Le 18 nov. 2016 2:03 PM, "otheus uibk" <otheus.uibk@xxxxxxxxx> a écrit :
>
> A glaring weakness in Postgresql for production systems is that the administrator has no way of controlling what types of logs go where. There are at least two types of logs: errors and statement logs. (I could also add: connection, syntax error, query duration, audit). It has becomes increasingly important in the Linux world, with its over reliance on systemd, that we admins be able to distinguish between these log outputs. Systemd wants to control all the daemons and services run on a Linux host. To do this effectively, it needs to capture the stdout and stderr or possibly parse the external logfile of the daemon it spawns. The benefits of systemd's journald subsystem include being able to automatically identify daemons that are failing to start properly. (The merits of systemd are beyond the scope of this discussion; it is now the all-but-ubiquitous standard of linux distributions, and has become nearly intractable).
>
> The Postgresql startup process could greatly benefit from systemd. As it is now, PGDG distributes postgresql with init scripts which really do very little to check if postgresql bombed shortly after startup. I have improved upon that script to do some smart detection of a failed startup, but the result is having two different files to monitor. On the one hand, I want to use postgresql's built-in file or CSV logging. On the other, I need to check the output of the startup process. These logs have different formats, especially for the smart DBA who wants to customize the log prefix with a more usable timestamp and other fields. Logging to external files is nice because postgresql rotates the logs for us automatically. (External log rotation is problematic and risky because it requires a configuration reload which may lead to undesirable side-effects. Right?)
>
> One alternative is to capture everything into the local logging system, or to send all to stdout/stderr and capture this with journald (or runit's svlogd or something). But then you have the following problem: if I enable statement-level logging or set log_min_duration_statement=0, the in-memory journald will quickly be overrun with statement logs. The journald subsystem will then become useless to the other daemons and subsystems.
>
> One solution is proposed in these forums: https://www.postgresql.org/message-id/flat/etPan.53397e77.643c9869.1a0%40palos#etPan.53397e77.643c9869.1a0@palos
> While pgbadger has some nice features, it doesn't really solve the problem of allowing postgresql to be used with systemd+journald.
>
> What I do today is to configure postgresql to write csvlogs. Stdout/stderr are captured by journald. A custom perl script with the Text::CSV module and tail -F semantics continuously processes the csvlog file, ignores query, dml, and detail log lines, and sends the rest via syslog() (which journald then handles).
>
> It's not the right way.
>
> I would like to see postgresql to have the ability to
>
> 1. Write to a csvlog with one set of selectors
> 2. Write to stdout/stderr a different set of selectors (no statement, no autovacuum, etc) using a purely line-oriented output that
>
> 2.1. has the kind of detail contained in the CSV. Currently, the log-prefix option does not offer some of the information provided in the CSV logs.

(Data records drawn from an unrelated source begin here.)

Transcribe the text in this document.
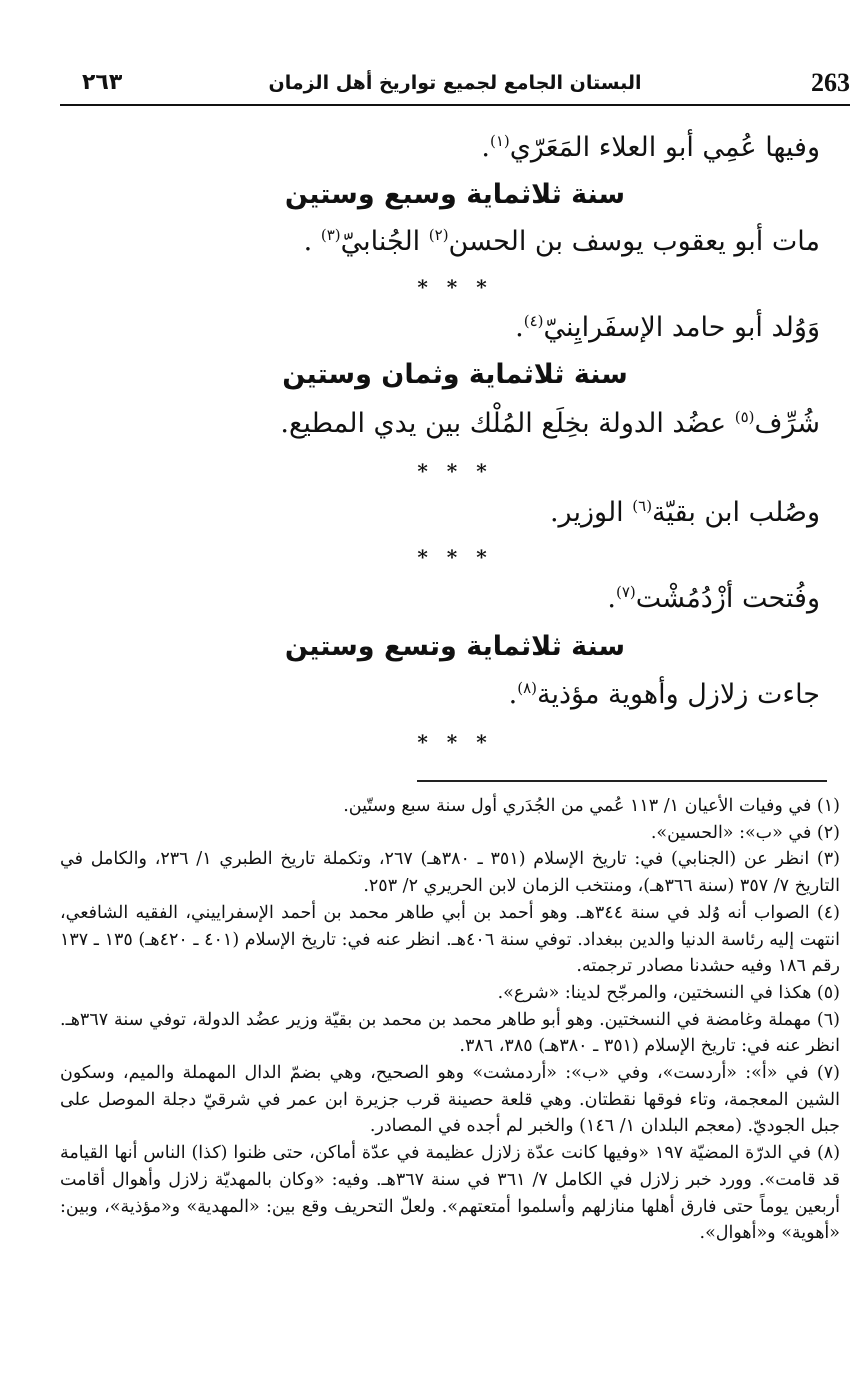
263
البستان الجامع لجميع تواريخ أهل الزمان
٢٦٣
وفيها عُمِي أبو العلاء المَعَرّي$^{(١)}$.
سنة ثلاثماية وسبع وستين
مات أبو يعقوب يوسف بن الحسن$^{(٢)}$ الجُنابيّ$^{(٣)}$ .
* * *
وَوُلد أبو حامد الإسفَرايِنيّ$^{(٤)}$.
سنة ثلاثماية وثمان وستين
شُرِّف$^{(٥)}$ عضُد الدولة بخِلَع المُلْك بين يدي المطيع.
* * *
وصُلب ابن بقيّة$^{(٦)}$ الوزير.
* * *
وفُتحت أزْدُمُشْت$^{(٧)}$.
سنة ثلاثماية وتسع وستين
جاءت زلازل وأهوية مؤذية$^{(٨)}$.
* * *

(١) في وفيات الأعيان ١/ ١١٣ عُمي من الجُدَري أول سنة سبع وستّين.

(٢) في «ب»: «الحسين».

(٣) انظر عن (الجنابي) في: تاريخ الإسلام (٣٥١ ـ ٣٨٠هـ) ٢٦٧، وتكملة تاريخ الطبري ١/ ٢٣٦، والكامل في التاريخ ٧/ ٣٥٧ (سنة ٣٦٦هـ)، ومنتخب الزمان لابن الحريري ٢/ ٢٥٣.

(٤) الصواب أنه وُلد في سنة ٣٤٤هـ. وهو أحمد بن أبي طاهر محمد بن أحمد الإسفراييني، الفقيه الشافعي، انتهت إليه رئاسة الدنيا والدين ببغداد. توفي سنة ٤٠٦هـ. انظر عنه في: تاريخ الإسلام (٤٠١ ـ ٤٢٠هـ) ١٣٥ ـ ١٣٧ رقم ١٨٦ وفيه حشدنا مصادر ترجمته.

(٥) هكذا في النسختين، والمرجّح لدينا: «شرع».

(٦) مهملة وغامضة في النسختين. وهو أبو طاهر محمد بن محمد بن بقيّة وزير عضُد الدولة، توفي سنة ٣٦٧هـ. انظر عنه في: تاريخ الإسلام (٣٥١ ـ ٣٨٠هـ) ٣٨٥، ٣٨٦.

(٧) في «أ»: «أردست»، وفي «ب»: «أردمشت» وهو الصحيح، وهي بضمّ الدال المهملة والميم، وسكون الشين المعجمة، وتاء فوقها نقطتان. وهي قلعة حصينة قرب جزيرة ابن عمر في شرقيّ دجلة الموصل على جبل الجوديّ. (معجم البلدان ١/ ١٤٦) والخبر لم أجده في المصادر.

(٨) في الدرّة المضيّة ١٩٧ «وفيها كانت عدّة زلازل عظيمة في عدّة أماكن، حتى ظنوا (كذا) الناس أنها القيامة قد قامت». وورد خبر زلازل في الكامل ٧/ ٣٦١ في سنة ٣٦٧هـ. وفيه: «وكان بالمهديّة زلازل وأهوال أقامت أربعين يوماً حتى فارق أهلها منازلهم وأسلموا أمتعتهم». ولعلّ التحريف وقع بين: «المهدية» و«مؤذية»، وبين: «أهوية» و«أهوال».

Really, the CSV log should simply be an implementation of the log-prefix.
> 2.2. Collapses multi-lined queries into one line (newlines and tabs are escaped with backslashes or the x1B character).
>
> Finally, if these changes can be implemented, is it impossible to backport them to prior versions, say 9.1 and up? If I wrote a patch, under what conditions would the patch be accepted for inclusion in official releases of older versions?
>
Only bug fixes are accepted in older releases. What you're proposing isn't a bug fix.